Elizabeth Lopatto on what the New York Times was doing while the Wall Street Journal was getting scoops about the incumbent president:
The ultimate source for The New York Times’ story about Zohran Mamdani’s college application is an open secret. It’s an anime-loving neo-Nazi whose hobbies include furry drawings, posting fan art of a video game character, and hacking universities. On X, the alleged hacker is followed by New York Times freelancer Benjamin Ryan, who was the first byline on the Mamdani story.
The alleged hacker uses an online handle that is a racial slur, so I will be referring to them as the Anime Nazi; they have taken credit for five hacks of universities. Three of them, as first reported by Bloomberg, targeted the University of Minnesota, New York University, and Columbia University.

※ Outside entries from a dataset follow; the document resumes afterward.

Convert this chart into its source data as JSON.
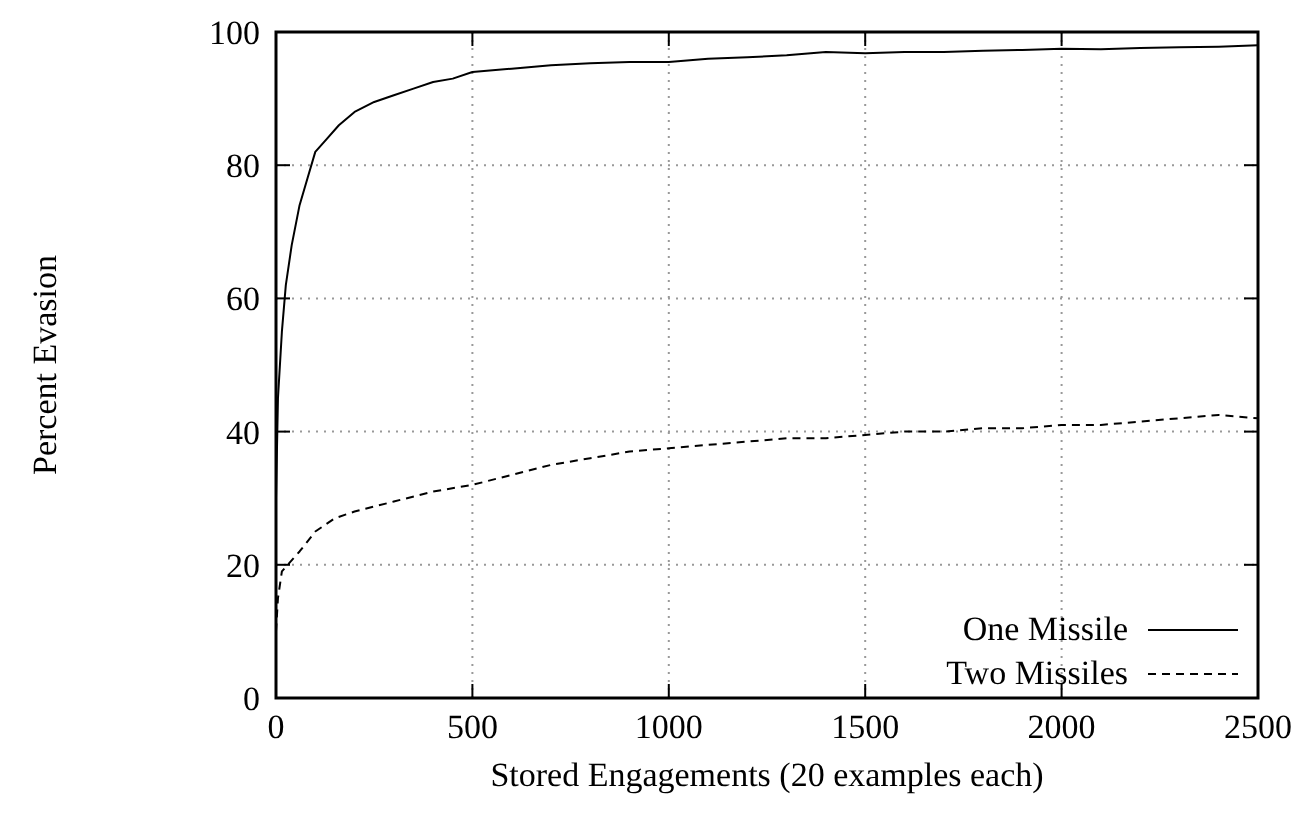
{
  "chart_data": {
    "type": "line",
    "xlabel": "Stored Engagements (20 examples each)",
    "ylabel": "Percent Evasion",
    "xlim": [
      0,
      2500
    ],
    "xticks": [
      0,
      500,
      1000,
      1500,
      2000,
      2500
    ],
    "ylim": [
      0,
      100
    ],
    "yticks": [
      0,
      20,
      40,
      60,
      80,
      100
    ],
    "grid": true,
    "legend": "bottom right",
    "series": [
      {
        "name": "One Missile",
        "color": "#000000",
        "line_style": "solid",
        "x": [
          0,
          5,
          15,
          25,
          40,
          60,
          80,
          100,
          130,
          160,
          200,
          250,
          300,
          350,
          400,
          450,
          500,
          600,
          700,
          800,
          900,
          1000,
          1100,
          1200,
          1300,
          1400,
          1500,
          1600,
          1700,
          1800,
          1900,
          2000,
          2100,
          2200,
          2300,
          2400,
          2500
        ],
        "values": [
          30,
          45,
          55,
          62,
          68,
          74,
          78,
          82,
          84,
          86,
          88,
          89.5,
          90.5,
          91.5,
          92.5,
          93,
          94,
          94.5,
          95,
          95.3,
          95.5,
          95.5,
          96,
          96.2,
          96.5,
          97,
          96.8,
          97,
          97,
          97.2,
          97.3,
          97.5,
          97.4,
          97.6,
          97.7,
          97.8,
          98
        ]
      },
      {
        "name": "Two Missiles",
        "color": "#000000",
        "line_style": "dashed",
        "x": [
          0,
          5,
          15,
          30,
          60,
          100,
          150,
          200,
          300,
          400,
          500,
          600,
          700,
          800,
          900,
          1000,
          1100,
          1200,
          1300,
          1400,
          1500,
          1600,
          1700,
          1800,
          1900,
          2000,
          2100,
          2200,
          2300,
          2400,
          2500
        ],
        "values": [
          10,
          15,
          19,
          20,
          22,
          25,
          27,
          28,
          29.5,
          31,
          32,
          33.5,
          35,
          36,
          37,
          37.5,
          38,
          38.5,
          39,
          39,
          39.5,
          40,
          40,
          40.5,
          40.5,
          41,
          41,
          41.5,
          42,
          42.5,
          42
        ]
      }
    ]
  }
}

Social media reviewed by The Verge — including X and fediverse accounts — shows a series of reposts of statements and images such as swastikas, “miss u hitler,” and “minorities have no place in our world.” The Anime Nazi themselves posted such things as “I am racist,” “I am violently racist toward black people,” and a picture of a unicorn sitting on a swastika.
On a post from November 5th, 2024, when then-presidential candidate Kamala Harris’ X account was encouraging people to vote, the alleged hacker’s account replied, “You will be executed.” The next post after that was “kill them all please, mr president.” When another X account asked the Anime Nazi if they were concerned about law enforcement, they replied with a quote of a post from President Donald Trump: “He who saves his Country does not violate any Law.”

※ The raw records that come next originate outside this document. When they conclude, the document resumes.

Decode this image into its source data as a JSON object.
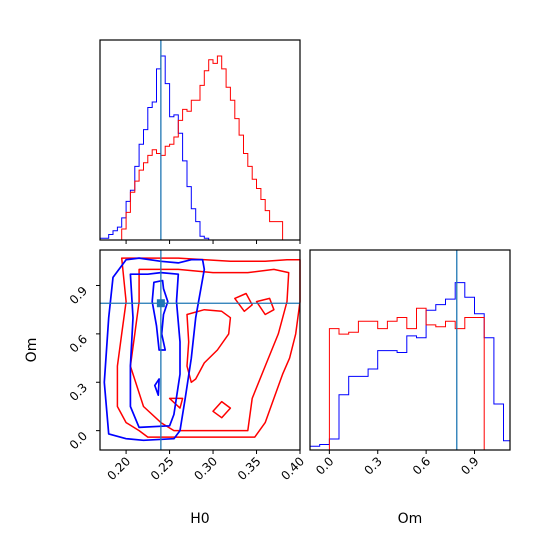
{
  "chart_data": {
    "type": "corner",
    "parameters": [
      "H0",
      "Om"
    ],
    "truth": {
      "H0": 0.24,
      "Om": 0.79
    },
    "colors": {
      "blue": "#0000ff",
      "red": "#ff0000",
      "truth": "#1f77b4"
    },
    "axes": {
      "H0": {
        "label": "H0",
        "range": [
          0.17,
          0.4
        ],
        "ticks": [
          0.2,
          0.25,
          0.3,
          0.35,
          0.4
        ],
        "tick_labels": [
          "0.20",
          "0.25",
          "0.30",
          "0.35",
          "0.40"
        ]
      },
      "Om": {
        "label": "Om",
        "range": [
          -0.12,
          1.12
        ],
        "ticks": [
          0.0,
          0.3,
          0.6,
          0.9
        ],
        "tick_labels": [
          "0.0",
          "0.3",
          "0.6",
          "0.9"
        ]
      }
    },
    "hist_H0": {
      "edges": [
        0.17,
        0.175,
        0.18,
        0.185,
        0.19,
        0.195,
        0.2,
        0.205,
        0.21,
        0.215,
        0.22,
        0.225,
        0.23,
        0.235,
        0.24,
        0.245,
        0.25,
        0.255,
        0.26,
        0.265,
        0.27,
        0.275,
        0.28,
        0.285,
        0.29,
        0.295,
        0.3,
        0.305,
        0.31,
        0.315,
        0.32,
        0.325,
        0.33,
        0.335,
        0.34,
        0.345,
        0.35,
        0.355,
        0.36,
        0.365,
        0.37,
        0.375,
        0.38,
        0.385,
        0.39,
        0.395,
        0.4
      ],
      "blue": [
        0.01,
        0.01,
        0.03,
        0.05,
        0.07,
        0.12,
        0.21,
        0.27,
        0.4,
        0.52,
        0.6,
        0.72,
        0.75,
        0.93,
        1.0,
        0.85,
        0.67,
        0.68,
        0.58,
        0.43,
        0.29,
        0.17,
        0.1,
        0.02,
        0.01,
        0.0,
        0.0,
        0.0,
        0.0,
        0.0,
        0.0,
        0.0,
        0.0,
        0.0,
        0.0,
        0.0,
        0.0,
        0.0,
        0.0,
        0.0,
        0.0,
        0.0,
        0.0,
        0.0,
        0.0,
        0.0
      ],
      "red": [
        0.0,
        0.0,
        0.0,
        0.0,
        0.0,
        0.06,
        0.15,
        0.26,
        0.32,
        0.38,
        0.42,
        0.46,
        0.49,
        0.47,
        0.46,
        0.51,
        0.52,
        0.56,
        0.65,
        0.71,
        0.7,
        0.76,
        0.76,
        0.84,
        0.92,
        0.98,
        0.96,
        1.0,
        0.93,
        0.83,
        0.76,
        0.66,
        0.57,
        0.47,
        0.4,
        0.33,
        0.28,
        0.22,
        0.16,
        0.1,
        0.1,
        0.1,
        0.0,
        0.0,
        0.0,
        0.0
      ]
    },
    "hist_Om": {
      "edges": [
        -0.12,
        -0.06,
        0.0,
        0.06,
        0.12,
        0.18,
        0.24,
        0.3,
        0.36,
        0.42,
        0.48,
        0.54,
        0.6,
        0.66,
        0.72,
        0.78,
        0.84,
        0.9,
        0.96,
        1.02,
        1.08,
        1.12
      ],
      "blue": [
        0.02,
        0.03,
        0.06,
        0.3,
        0.4,
        0.4,
        0.44,
        0.54,
        0.54,
        0.53,
        0.62,
        0.61,
        0.76,
        0.79,
        0.82,
        0.91,
        0.83,
        0.74,
        0.61,
        0.25,
        0.05
      ],
      "red": [
        0.0,
        0.0,
        0.66,
        0.63,
        0.64,
        0.7,
        0.7,
        0.66,
        0.7,
        0.72,
        0.66,
        0.77,
        0.68,
        0.67,
        0.7,
        0.66,
        0.72,
        0.72,
        0.0,
        0.0,
        0.0
      ]
    },
    "contours": {
      "blue": [
        [
          [
            0.2,
            1.06
          ],
          [
            0.215,
            1.07
          ],
          [
            0.24,
            1.05
          ],
          [
            0.26,
            1.04
          ],
          [
            0.275,
            1.06
          ],
          [
            0.288,
            1.06
          ],
          [
            0.29,
            1.0
          ],
          [
            0.28,
            0.7
          ],
          [
            0.275,
            0.45
          ],
          [
            0.268,
            0.2
          ],
          [
            0.262,
            0.0
          ],
          [
            0.255,
            -0.05
          ],
          [
            0.22,
            -0.06
          ],
          [
            0.2,
            -0.05
          ],
          [
            0.18,
            -0.02
          ],
          [
            0.175,
            0.3
          ],
          [
            0.18,
            0.7
          ],
          [
            0.185,
            0.95
          ],
          [
            0.2,
            1.06
          ]
        ],
        [
          [
            0.205,
            0.97
          ],
          [
            0.225,
            0.97
          ],
          [
            0.24,
            0.98
          ],
          [
            0.26,
            0.97
          ],
          [
            0.258,
            0.8
          ],
          [
            0.262,
            0.55
          ],
          [
            0.262,
            0.35
          ],
          [
            0.255,
            0.1
          ],
          [
            0.25,
            0.03
          ],
          [
            0.215,
            0.02
          ],
          [
            0.205,
            0.15
          ],
          [
            0.205,
            0.4
          ],
          [
            0.208,
            0.7
          ],
          [
            0.205,
            0.97
          ]
        ],
        [
          [
            0.232,
            0.92
          ],
          [
            0.242,
            0.93
          ],
          [
            0.243,
            0.88
          ],
          [
            0.248,
            0.8
          ],
          [
            0.243,
            0.72
          ],
          [
            0.241,
            0.6
          ],
          [
            0.245,
            0.5
          ],
          [
            0.238,
            0.5
          ],
          [
            0.235,
            0.65
          ],
          [
            0.23,
            0.8
          ],
          [
            0.232,
            0.92
          ]
        ],
        [
          [
            0.233,
            0.28
          ],
          [
            0.238,
            0.32
          ],
          [
            0.237,
            0.22
          ],
          [
            0.233,
            0.28
          ]
        ]
      ],
      "red": [
        [
          [
            0.195,
            1.07
          ],
          [
            0.26,
            1.07
          ],
          [
            0.32,
            1.05
          ],
          [
            0.36,
            1.05
          ],
          [
            0.385,
            1.06
          ],
          [
            0.4,
            1.06
          ],
          [
            0.4,
            0.8
          ],
          [
            0.395,
            0.6
          ],
          [
            0.388,
            0.45
          ],
          [
            0.38,
            0.35
          ],
          [
            0.37,
            0.2
          ],
          [
            0.36,
            0.05
          ],
          [
            0.348,
            -0.04
          ],
          [
            0.28,
            -0.04
          ],
          [
            0.225,
            -0.04
          ],
          [
            0.215,
            0.0
          ],
          [
            0.2,
            0.05
          ],
          [
            0.19,
            0.15
          ],
          [
            0.19,
            0.4
          ],
          [
            0.195,
            0.6
          ],
          [
            0.2,
            0.8
          ],
          [
            0.195,
            1.07
          ]
        ],
        [
          [
            0.215,
            1.0
          ],
          [
            0.26,
            1.0
          ],
          [
            0.3,
            0.98
          ],
          [
            0.34,
            0.98
          ],
          [
            0.37,
            1.0
          ],
          [
            0.387,
            0.98
          ],
          [
            0.385,
            0.8
          ],
          [
            0.375,
            0.6
          ],
          [
            0.36,
            0.4
          ],
          [
            0.345,
            0.2
          ],
          [
            0.34,
            0.0
          ],
          [
            0.3,
            0.0
          ],
          [
            0.255,
            0.0
          ],
          [
            0.24,
            0.05
          ],
          [
            0.22,
            0.15
          ],
          [
            0.205,
            0.4
          ],
          [
            0.21,
            0.6
          ],
          [
            0.215,
            0.8
          ],
          [
            0.215,
            1.0
          ]
        ],
        [
          [
            0.27,
            0.72
          ],
          [
            0.29,
            0.75
          ],
          [
            0.31,
            0.74
          ],
          [
            0.32,
            0.7
          ],
          [
            0.318,
            0.6
          ],
          [
            0.305,
            0.5
          ],
          [
            0.29,
            0.42
          ],
          [
            0.28,
            0.32
          ],
          [
            0.275,
            0.3
          ],
          [
            0.27,
            0.4
          ],
          [
            0.272,
            0.55
          ],
          [
            0.27,
            0.72
          ]
        ],
        [
          [
            0.325,
            0.82
          ],
          [
            0.338,
            0.85
          ],
          [
            0.345,
            0.78
          ],
          [
            0.336,
            0.74
          ],
          [
            0.325,
            0.82
          ]
        ],
        [
          [
            0.35,
            0.8
          ],
          [
            0.365,
            0.82
          ],
          [
            0.37,
            0.75
          ],
          [
            0.36,
            0.72
          ],
          [
            0.35,
            0.8
          ]
        ],
        [
          [
            0.3,
            0.12
          ],
          [
            0.31,
            0.18
          ],
          [
            0.32,
            0.14
          ],
          [
            0.31,
            0.08
          ],
          [
            0.3,
            0.12
          ]
        ],
        [
          [
            0.25,
            0.2
          ],
          [
            0.265,
            0.2
          ],
          [
            0.262,
            0.14
          ],
          [
            0.25,
            0.2
          ]
        ]
      ]
    }
  }
}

The Anime Nazi appears to have been specifically targeting universities, often for admissions data. They claim to have stolen data from millions of people. The data include Social Security numbers, addresses, family members’ information, and citizenship status. Perhaps significantly, that information also includes self-reported race — meaning that someone who is, in their own words, “violently racist toward black people.”
If what is uncovered in a hack is newsworthy enough it might be worth it irrespective of the motivations of the hackers and middlepersons, but needless to say that is not remotely the case here.

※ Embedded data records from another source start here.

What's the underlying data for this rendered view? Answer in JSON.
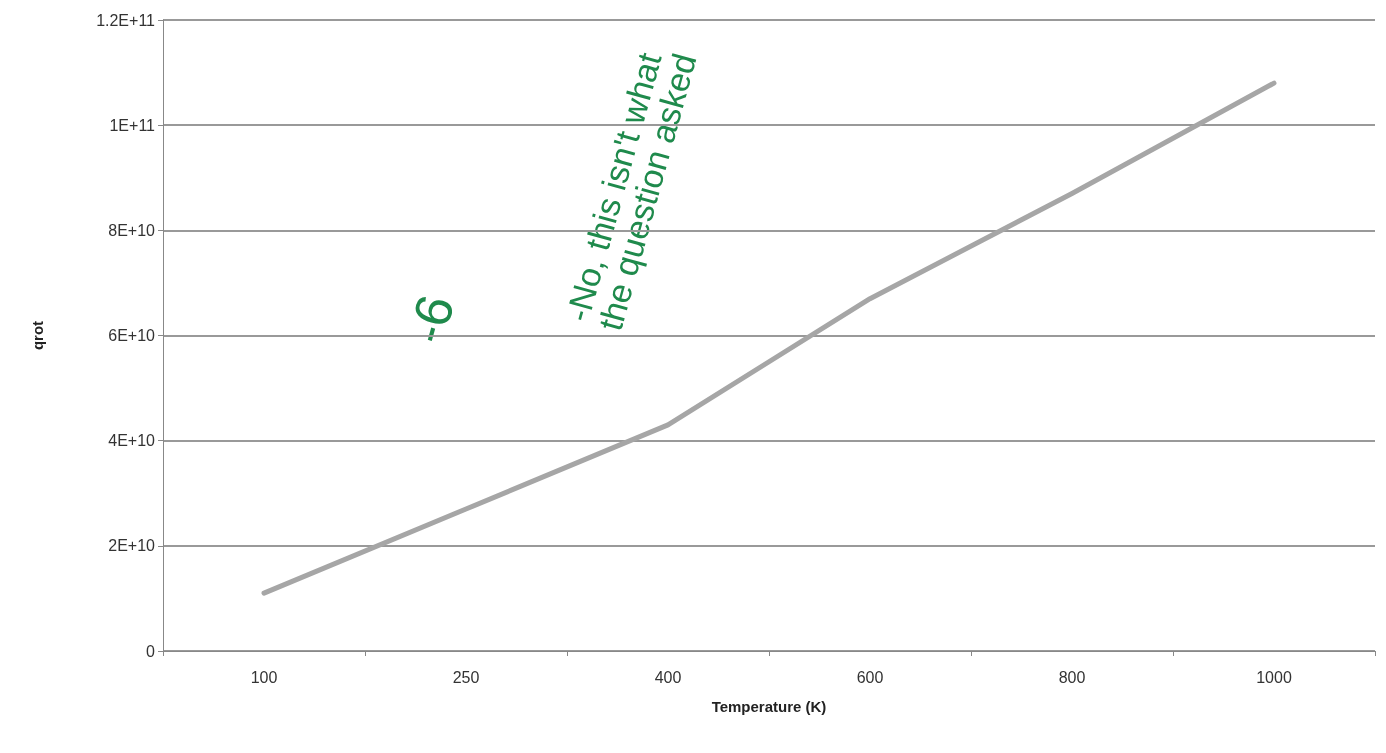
{
  "chart_data": {
    "type": "line",
    "xlabel": "Temperature (K)",
    "ylabel": "qrot",
    "categories": [
      "100",
      "250",
      "400",
      "600",
      "800",
      "1000"
    ],
    "series": [
      {
        "color": "#a6a6a6",
        "values": [
          11000000000.0,
          27000000000.0,
          43000000000.0,
          67000000000.0,
          87000000000.0,
          108000000000.0
        ]
      }
    ],
    "ylim": [
      0,
      120000000000.0
    ],
    "yticks": [
      {
        "value": 0,
        "label": "0"
      },
      {
        "value": 20000000000.0,
        "label": "2E+10"
      },
      {
        "value": 40000000000.0,
        "label": "4E+10"
      },
      {
        "value": 60000000000.0,
        "label": "6E+10"
      },
      {
        "value": 80000000000.0,
        "label": "8E+10"
      },
      {
        "value": 100000000000.0,
        "label": "1E+11"
      },
      {
        "value": 120000000000.0,
        "label": "1.2E+11"
      }
    ],
    "grid": "y",
    "marker": "none",
    "line_style": "solid",
    "annotations": [
      "-6",
      "-No, this isn't what the question asked"
    ]
  }
}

Also, if you’re going to reward a privacy violator with bad motives you at least owe your readers transparency. Instead, they were blandly described as people Just Asking Questions about affirmative action:
As a reminder, this was NYT's framing of the political motivations of the hacker. Personally, I do not think that this is the most relevant way to frame the "politics" of a hacker who uses a slur as a username, calls themselves "violently racist," and RTs swastikas. www.nytimes.com/2025/07/04/n…
[image or embed]— sarah jeong (@sarahjeong.bsky.social) Jul 21, 2025 at 7:58 AM
The process and the story here are both ugly.